YouTube shooting: Female suspect 'angry over video postings'
The suspect in a gun attack at YouTube's HQ in California had expressed anger over its treatment of her video postings, media reports say.
Police have named Nasim Aghdam, 39, as the suspect but say they are still investigating a motive.
US media say Aghdam was angry that YouTube was filtering her videos and reducing the money she could make.
Tuesday's attack left a man and two women injured with gunshot wounds. The attacker shot herself dead.
Police in San Bruno, California, say there is no evidence yet that the attacker knew the victims, a 36-year-old man said to be in a critical condition, and two women aged 32 and 27.
What do we know of the suspect?
Nasim Aghdam lived in San Diego in southern California.
Police have revealed few details about her but US media said she ran a number of channels and a website, posting videos on a variety of subjects including those highlighting animal cruelty. The channels have now been deleted.
Aghdam has been variously described as a vegan bodybuilder, artist and rapper.
In January 2017 she posted a video complaining that YouTube was filtering her content, leading to fewer views.
On her website she also ranted against YouTube, saying: "Videos of targeted users are filtered and merely relegated, so that people can hardly see their videos."
She also quotes Adolf Hitler, saying: "Make the lie big, make it simple, keep saying it, and eventually they will believe it."
And she wrote: "There is no equal growth opportunity on YouTube or any other video sharing site. Your channel will grow if they want [it] to!"
Aghdam's father, Ismail, told local US media she was angry because YouTube had stopped paying her for videos.
Video posters can receive money from linked advertisements but the company can "de-monetise" channels for various reasons, taking adverts off. It is unclear if this happened with Aghdam's material.
Her father said Aghdam had been reported missing on Monday after not answering calls for two days.
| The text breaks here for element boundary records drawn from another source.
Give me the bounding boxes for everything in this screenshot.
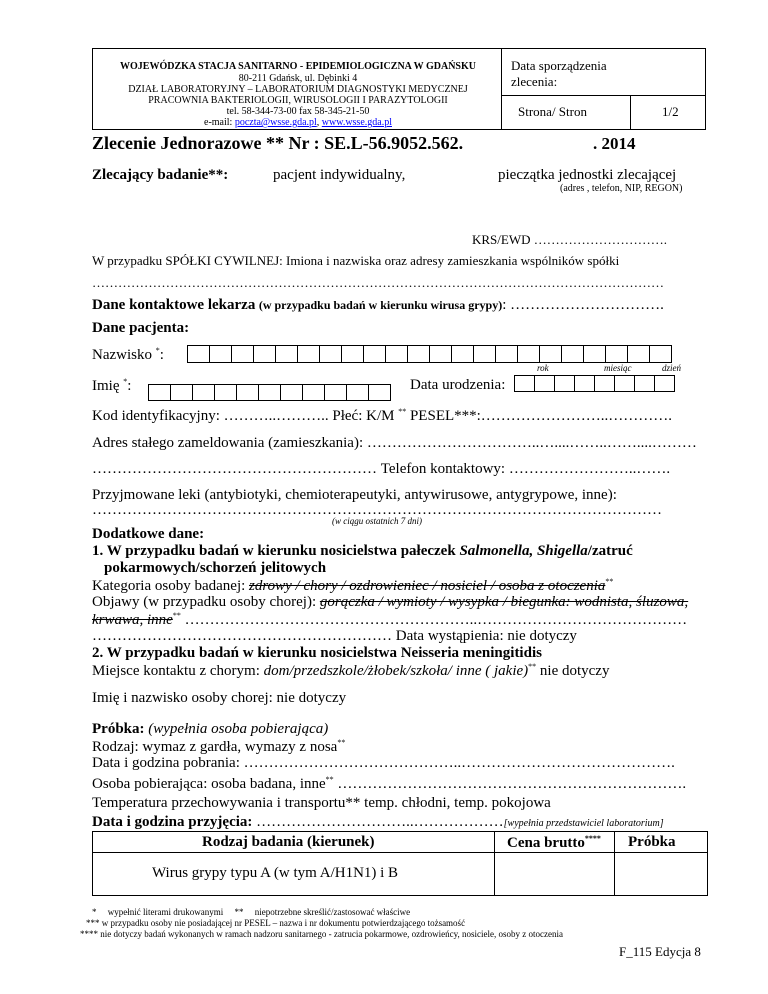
input-cell[interactable] <box>297 345 320 363</box>
id-code-line: Kod identyfikacyjny: ………..……….. Płeć: K/M ** PESEL***:……………………..…………. <box>92 407 673 424</box>
input-cell[interactable] <box>209 345 232 363</box>
input-cell[interactable] <box>214 384 237 401</box>
section-2-heading: 2. W przypadku badań w kierunku nosicielstwa Neisseria meningitidis <box>92 645 542 661</box>
input-cell[interactable] <box>614 375 635 392</box>
doctor-label: Dane kontaktowe lekarza <box>92 297 256 313</box>
input-cell[interactable] <box>627 345 650 363</box>
input-cell[interactable] <box>554 375 575 392</box>
website-link[interactable]: www.wsse.gda.pl <box>321 117 392 128</box>
org-phone: tel. 58-344-73-00 fax 58-345-21-50 <box>226 106 370 117</box>
birth-input-grid[interactable] <box>514 375 674 392</box>
client-label: Zlecający badanie**: <box>92 167 229 183</box>
extra-title: Dodatkowe dane: <box>92 526 205 542</box>
col-price: Cena brutto**** <box>507 834 601 851</box>
civil-note: W przypadku SPÓŁKI CYWILNEJ: Imiona i nazwiska oraz adresy zamieszkania wspólników spółki <box>92 253 620 268</box>
civil-dots: …………………………………………………………………………………………………………………… <box>92 275 664 290</box>
input-cell[interactable] <box>514 375 535 392</box>
year-label: rok <box>537 363 549 373</box>
phone-line: ………………………………………………… Telefon kontaktowy: ……………………..……. <box>92 461 671 477</box>
page-label: Strona/ Stron <box>518 104 587 119</box>
input-cell[interactable] <box>407 345 430 363</box>
krs-field: KRS/EWD …………………………. <box>472 232 667 247</box>
section-1-heading: 1. W przypadku badań w kierunku nosicielstwa pałeczek Salmonella, Shigella/zatruć <box>92 543 633 559</box>
input-cell[interactable] <box>346 384 369 401</box>
input-cell[interactable] <box>253 345 276 363</box>
address-line: Adres stałego zameldowania (zamieszkania): ……………………………..…....……..……....……… <box>92 435 697 451</box>
input-cell[interactable] <box>517 345 540 363</box>
input-cell[interactable] <box>605 345 628 363</box>
input-cell[interactable] <box>341 345 364 363</box>
name-input-grid[interactable] <box>148 384 390 401</box>
date-page-box <box>502 48 706 130</box>
sample-date: Data i godzina pobrania: ……………………………………..……………………………………. <box>92 755 675 771</box>
input-cell[interactable] <box>170 384 193 401</box>
stamp-label: pieczątka jednostki zlecającej <box>498 167 677 183</box>
col-test-type: Rodzaj badania (kierunek) <box>202 834 375 850</box>
surname-label: Nazwisko *: <box>92 346 164 363</box>
input-cell[interactable] <box>363 345 386 363</box>
input-cell[interactable] <box>534 375 555 392</box>
input-cell[interactable] <box>187 345 210 363</box>
footnote-1: * wypełnić literami drukowanymi ** niepotrzebne skreślić/zastosować właściwe <box>92 907 411 917</box>
org-address: 80-211 Gdańsk, ul. Dębinki 4 <box>238 73 358 84</box>
input-cell[interactable] <box>280 384 303 401</box>
org-dept: DZIAŁ LABORATORYJNY – LABORATORIUM DIAGNOSTYKI MEDYCZNEJ <box>128 84 468 95</box>
date-label-2: zlecenia: <box>511 74 558 89</box>
input-cell[interactable] <box>324 384 347 401</box>
category-line: Kategoria osoby badanej: zdrowy / chory / ozdrowieniec / nosiciel / osoba z otoczenia** <box>92 577 614 594</box>
meds-line: Przyjmowane leki (antybiotyki, chemioterapeutyki, antywirusowe, antygrypowe, inne): <box>92 487 617 503</box>
input-cell[interactable] <box>561 345 584 363</box>
input-cell[interactable] <box>649 345 672 363</box>
contact-line: Miejsce kontaktu z chorym: dom/przedszkole/żłobek/szkoła/ inne ( jakie)** nie dotyczy <box>92 662 610 679</box>
symptoms-line-2: krwawa, inne** …………………………………………………..…………………………………… <box>92 611 688 628</box>
header-box <box>92 48 502 130</box>
page-value: 1/2 <box>662 104 679 119</box>
section-1-heading-2: pokarmowych/schorzeń jelitowych <box>104 560 327 576</box>
col-sample: Próbka <box>628 834 676 850</box>
input-cell[interactable] <box>302 384 325 401</box>
meds-dots: …………………………………………………………………………………………………… <box>92 502 662 518</box>
input-cell[interactable] <box>451 345 474 363</box>
sep: , <box>316 117 320 128</box>
input-cell[interactable] <box>539 345 562 363</box>
sample-type: Rodzaj: wymaz z gardła, wymazy z nosa** <box>92 738 346 755</box>
input-cell[interactable] <box>385 345 408 363</box>
day-label: dzień <box>662 363 681 373</box>
input-cell[interactable] <box>495 345 518 363</box>
surname-input-grid[interactable] <box>187 345 671 363</box>
form-id: F_115 Edycja 8 <box>619 944 701 959</box>
birth-label: Data urodzenia: <box>410 377 506 393</box>
stamp-note: (adres , telefon, NIP, REGON) <box>560 183 683 194</box>
input-cell[interactable] <box>654 375 675 392</box>
input-cell[interactable] <box>148 384 171 401</box>
sample-temp: Temperatura przechowywania i transportu** temp. chłodni, temp. pokojowa <box>92 795 551 811</box>
input-cell[interactable] <box>231 345 254 363</box>
input-cell[interactable] <box>634 375 655 392</box>
doctor-line <box>92 297 664 314</box>
email-label: e-mail: <box>204 117 233 128</box>
receipt-line: Data i godzina przyjęcia: …………………………..………………[wypełnia przedstawiciel laboratorium] <box>92 814 664 830</box>
meds-note: (w ciągu ostatnich 7 dni) <box>332 516 422 526</box>
email-link[interactable]: poczta@wsse.gda.pl <box>234 117 317 128</box>
doctor-note: (w przypadku badań w kierunku wirusa grypy) <box>258 298 503 312</box>
input-cell[interactable] <box>275 345 298 363</box>
client-value: pacjent indywidualny, <box>273 167 406 183</box>
sample-collector: Osoba pobierająca: osoba badana, inne** ……………………………………………………………. <box>92 775 687 792</box>
order-title: Zlecenie Jednorazowe ** Nr : SE.L-56.9052.562. <box>92 133 464 153</box>
org-contact <box>93 117 503 128</box>
footnote-3: *** w przypadku osoby nie posiadającej nr PESEL – nazwa i nr dokumentu potwierdzającego tożsamość <box>86 918 466 928</box>
input-cell[interactable] <box>473 345 496 363</box>
input-cell[interactable] <box>368 384 391 401</box>
test-row-1: Wirus grypy typu A (w tym A/H1N1) i B <box>152 865 399 881</box>
patient-title: Dane pacjenta: <box>92 320 190 336</box>
footnote-4: **** nie dotyczy badań wykonanych w ramach nadzoru sanitarnego - zatrucia pokarmowe, ozdrowieńcy, nosiciele, osoby z otoczenia <box>80 929 563 939</box>
sick-name-line: Imię i nazwisko osoby chorej: nie dotyczy <box>92 690 347 706</box>
doctor-dots: : …………………………. <box>502 297 664 313</box>
date-label-1: Data sporządzenia <box>511 58 607 73</box>
input-cell[interactable] <box>574 375 595 392</box>
order-year: . 2014 <box>593 134 636 153</box>
input-cell[interactable] <box>594 375 615 392</box>
symptoms-line: Objawy (w przypadku osoby chorej): gorączka / wymioty / wysypka / biegunka: wodnista, śluzowa, <box>92 594 689 610</box>
sample-title-line: Próbka: (wypełnia osoba pobierająca) <box>92 721 329 737</box>
input-cell[interactable] <box>429 345 452 363</box>
input-cell[interactable] <box>258 384 281 401</box>
org-lab: PRACOWNIA BAKTERIOLOGII, WIRUSOLOGII I PARAZYTOLOGII <box>148 95 448 106</box>
input-cell[interactable] <box>192 384 215 401</box>
input-cell[interactable] <box>583 345 606 363</box>
onset-line: …………………………………………………… Data wystąpienia: nie dotyczy <box>92 628 577 644</box>
input-cell[interactable] <box>236 384 259 401</box>
input-cell[interactable] <box>319 345 342 363</box>
name-label: Imię *: <box>92 377 132 394</box>
org-name: WOJEWÓDZKA STACJA SANITARNO - EPIDEMIOLOGICZNA W GDAŃSKU <box>120 61 476 72</box>
month-label: miesiąc <box>604 363 632 373</box>
tests-table <box>92 820 708 896</box>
Police later found her sleeping in her car in Mountain View, 25km (15 miles) south of the YouTube offices in San Bruno and reported this to her family, but they did not detain her.
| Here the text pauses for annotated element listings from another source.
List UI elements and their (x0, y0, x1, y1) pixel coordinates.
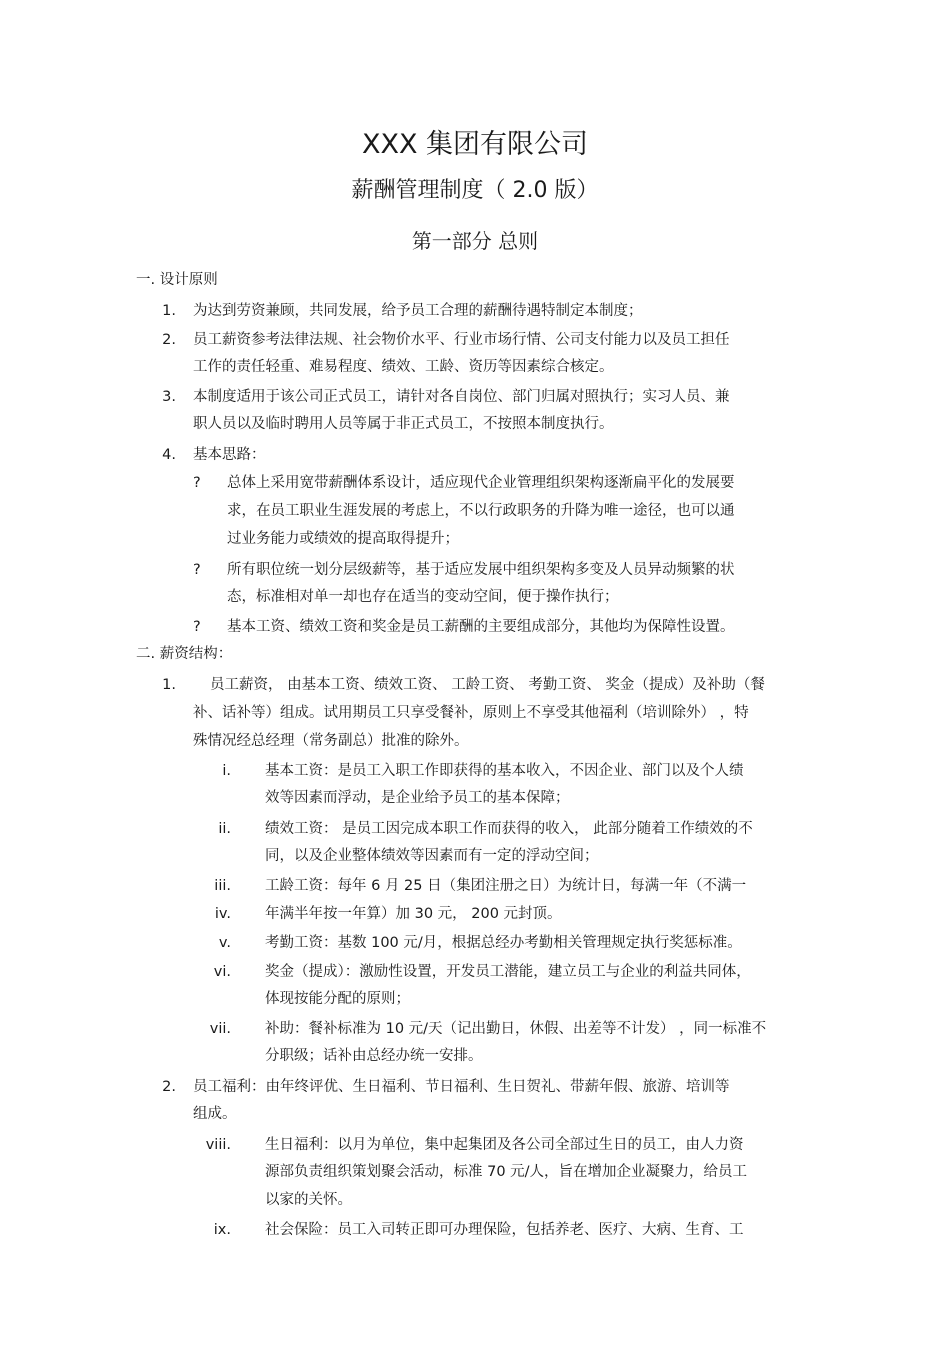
company-title: XXX 集团有限公司 (361, 129, 589, 160)
list-item-text: 员工福利：由年终评优、生日福利、节日福利、生日贺礼、带薪年假、旅游、培训等 (193, 1079, 730, 1095)
roman-item-text: 奖金（提成）：激励性设置，开发员工潜能，建立员工与企业的利益共同体， (265, 964, 751, 980)
roman-number: vii. (209, 1021, 231, 1037)
section-heading-salary: 二. 薪资结构： (136, 646, 233, 662)
roman-item-text: 同，以及企业整体绩效等因素而有一定的浮动空间； (265, 848, 599, 864)
roman-item-text: 基本工资：是员工入职工作即获得的基本收入，不因企业、部门以及个人绩 (265, 763, 744, 779)
list-item-text: 基本思路： (193, 447, 266, 463)
list-item-text: 员工薪资参考法律法规、社会物价水平、行业市场行情、公司支付能力以及员工担任 (193, 332, 730, 348)
list-item-text: 补、话补等）组成。试用期员工只享受餐补，原则上不享受其他福利（培训除外） ，特 (193, 705, 749, 721)
roman-number: ix. (213, 1222, 231, 1238)
roman-item-text: 分职级；话补由总经办统一安排。 (265, 1048, 483, 1064)
roman-number: v. (218, 935, 231, 951)
roman-item-text: 源部负责组织策划聚会活动，标准 70 元/人，旨在增加企业凝聚力，给员工 (265, 1164, 748, 1180)
section-heading-design: 一. 设计原则 (136, 272, 218, 288)
list-number: 1. (162, 303, 176, 319)
list-number: 1. (162, 677, 176, 693)
roman-item-text: 效等因素而浮动，是企业给予员工的基本保障； (265, 790, 570, 806)
list-item-text: 本制度适用于该公司正式员工，请针对各自岗位、部门归属对照执行；实习人员、兼 (193, 389, 730, 405)
list-item-text: 殊情况经总经理（常务副总）批准的除外。 (193, 733, 469, 749)
roman-number: iii. (214, 878, 231, 894)
list-item-text: 职人员以及临时聘用人员等属于非正式员工，不按照本制度执行。 (193, 416, 614, 432)
list-number: 4. (162, 447, 176, 463)
roman-number: i. (222, 763, 231, 779)
roman-item-text: 绩效工资： 是员工因完成本职工作而获得的收入， 此部分随着工作绩效的不 (265, 821, 753, 837)
roman-item-text: 考勤工资：基数 100 元/月，根据总经办考勤相关管理规定执行奖惩标准。 (265, 935, 742, 951)
roman-item-text: 工龄工资：每年 6 月 25 日（集团注册之日）为统计日，每满一年（不满一 (265, 878, 747, 894)
roman-number: vi. (213, 964, 231, 980)
list-number: 3. (162, 389, 176, 405)
bullet-mark: ? (193, 475, 201, 491)
list-number: 2. (162, 1079, 176, 1095)
bullet-text: 基本工资、绩效工资和奖金是员工薪酬的主要组成部分，其他均为保障性设置。 (227, 619, 735, 635)
bullet-text: 过业务能力或绩效的提高取得提升； (227, 531, 459, 547)
roman-number: iv. (214, 906, 231, 922)
roman-number: ii. (218, 821, 231, 837)
bullet-text: 总体上采用宽带薪酬体系设计，适应现代企业管理组织架构逐渐扁平化的发展要 (227, 475, 735, 491)
roman-item-text: 生日福利：以月为单位，集中起集团及各公司全部过生日的员工，由人力资 (265, 1137, 744, 1153)
list-number: 2. (162, 332, 176, 348)
bullet-mark: ? (193, 619, 201, 635)
roman-number: viii. (205, 1137, 231, 1153)
list-item-text: 员工薪资， 由基本工资、绩效工资、 工龄工资、 考勤工资、 奖金（提成）及补助（餐 (210, 677, 765, 693)
roman-item-text: 社会保险：员工入司转正即可办理保险，包括养老、医疗、大病、生育、工 (265, 1222, 744, 1238)
document-title: 薪酬管理制度（ 2.0 版） (351, 178, 599, 203)
list-item-text: 工作的责任轻重、难易程度、绩效、工龄、资历等因素综合核定。 (193, 359, 614, 375)
roman-item-text: 补助：餐补标准为 10 元/天（记出勤日，休假、出差等不计发） ，同一标准不 (265, 1021, 767, 1037)
list-item-text: 为达到劳资兼顾，共同发展，给予员工合理的薪酬待遇特制定本制度； (193, 303, 643, 319)
bullet-mark: ? (193, 562, 201, 578)
bullet-text: 所有职位统一划分层级薪等，基于适应发展中组织架构多变及人员异动频繁的状 (227, 562, 735, 578)
part-title: 第一部分 总则 (411, 229, 539, 253)
list-item-text: 组成。 (193, 1106, 237, 1122)
roman-item-text: 体现按能分配的原则； (265, 991, 410, 1007)
bullet-text: 态，标准相对单一却也存在适当的变动空间，便于操作执行； (227, 589, 619, 605)
roman-item-text: 以家的关怀。 (265, 1192, 352, 1208)
roman-item-text: 年满半年按一年算）加 30 元， 200 元封顶。 (265, 906, 562, 922)
bullet-text: 求，在员工职业生涯发展的考虑上，不以行政职务的升降为唯一途径，也可以通 (227, 503, 735, 519)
Her father told police she might go to YouTube as she "hated the company", local media said.
YouTube terminated her account following the shooting. Her Instagram and Facebook accounts have also been removed.
However, many Twitter users posted her Facebook video rant against YouTube:
What happened in the attack?
The suspect is reported to have approached an outdoor patio and dining area at the offices in San Bruno, near San Francisco, at about lunchtime on Tuesday and opened fire with a handgun.
San Bruno Police Chief Ed Barberini said officers arrived at the offices at 12:48 (19:48 GMT) local time to find a "chaotic scene", with numerous people fleeing.
Images broadcast on local TV stations showed employees leaving with their hands raised. Other footage showed evacuees forming a queue before being individually frisked by police.
Police said officers had "encountered one victim with an apparent gunshot wound at the site and two additional gunshot victims that had fled to a neighbouring business".
Inside the complex, officers then found a woman dead from a gunshot wound that was believed to be self-inflicted.
An employee at a nearby fast food restaurant told Fox station KTVU he had treated a young woman who suffered a bullet wound to the leg.
He said he had fashioned a makeshift tourniquet from a bungee cord as they waited for first responders.
Several YouTube employees tweeted about the attack as it was taking place.
Product manager Todd Sherman said people fled the building in panic as the shooting unfolded.
Another employee, Vadim Lavrusik, tweeted he was barricaded in a room with other staff. He later said he had been evacuated.
The three wounded were taken to Zuckerberg San Francisco General Hospital. Officials said the 32-year-old woman's condition was serious and the 27-year-old's condition was fair.
A fourth person was also taken to hospital with an ankle injury sustained while trying to escape, Mr Barberini said.
Some 1,700 people work at the YouTube HQ. The company is owned by Google and is the area's biggest employer.
There had been earlier media reports that the man shot was Aghdam's boyfriend, but police later said; "At this time there is no evidence that the shooter knew the victims of this shooting or that individuals were specifically targeted."
Such "active shooter" incidents are overwhelmingly carried out by men - an FBI report found that out of 160 incidents between 2000-2013, only six of the people who opened fire were women.
What's the reaction been?
YouTube spokesman Chris Dale praised the police response to the incident.
"Today it feels like the entire community of YouTube and all of the employees were victims of this crime. Our hearts go out to those who suffered in this particular attack," he said.
Another online giant, Twitter, said it was horrified by the shooting and said it was monitoring instances of misinformation.
Jaclyn Corin, a student at Marjory Stoneman Douglas High in Parkland - the site of a deadly shooting in February - tweeted that the attack demonstrated the US had a "gun problem".
A parent of one of the Parkland victims echoed that sentiment, writing that "the bottom line is, we need to deal with the issue of gun violence".